One 2016 study estimated over $15.4 billion dollars is spent annually by physician practices to report quality measures to external entities.(1) Over 15 hours of staff time per physician per week is spent dealing with these measures, with the vast majority of that time being spent entering information. Data extraction was established as one of the major themes burdening providers with a distinct need for easy yet accurate ways to report data from EHRs.

Another study looking at physicians in the ambulatory care setting found almost half of the office day was spent on EHR and desk work with only 27% of their day being direct clinical face time with the patients.(2) Additionally, physicians reported 1-2 hours of daily after-hours work. For physician practices, improving efficiency in these areas can mean: improved job satisfaction, more time with current patients, more patients, and with MIPS better reimbursements. However, for the best performance each practice would benefit from personalized approach to practice needs, workflow, specialty metrics, and unique burdens. Epic (EHR) is already following in the footsteps of Apple to provide community members with access to a marketplace of applications (App Orchard) to improve the EHR platform.

Collaborating with outside developers allows physicians to have increased access to curated, integrated, and simplified digital tools to improve their practice and care delivery. Navigating the landscape of available tools or new payment system changes could prove to be overwhelming. Focus on what’s beneficial for your practice, what’s important for your patients, and what makes sense while striving to deliver the best evidence based care.

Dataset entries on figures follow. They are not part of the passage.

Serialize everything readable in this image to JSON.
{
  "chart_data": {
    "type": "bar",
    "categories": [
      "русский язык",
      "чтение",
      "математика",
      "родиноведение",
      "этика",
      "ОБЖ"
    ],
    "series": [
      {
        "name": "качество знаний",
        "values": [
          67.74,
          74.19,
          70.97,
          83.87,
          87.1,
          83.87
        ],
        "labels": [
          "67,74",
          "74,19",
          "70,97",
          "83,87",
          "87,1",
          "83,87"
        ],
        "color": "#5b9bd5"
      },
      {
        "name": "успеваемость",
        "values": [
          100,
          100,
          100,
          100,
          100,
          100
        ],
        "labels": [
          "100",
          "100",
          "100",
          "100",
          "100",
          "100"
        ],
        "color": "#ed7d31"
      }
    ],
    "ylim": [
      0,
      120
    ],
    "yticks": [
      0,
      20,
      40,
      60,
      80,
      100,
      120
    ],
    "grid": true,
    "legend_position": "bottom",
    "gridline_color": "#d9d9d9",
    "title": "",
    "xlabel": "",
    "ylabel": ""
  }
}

Jonathan Blackwood, MD is the Director of Business Development at cliexa.

1. Casalino LP, Gans D, Weber R, et al. US Physician Practices Spend More Than $15.4 Billion Annually To Report Quality Measures. Health Aff (Millwood). 2016;35(3):401-406. doi:10.1377/hlthaff.2015.1258.

2. Sinsky C, Colligan L, Li L, et al. Allocation of Physician Time in Ambulatory Practice: A Time and Motion Study in 4 Specialties. Ann Intern Med. 2016;165(11):753. doi:10.7326/M16-0961.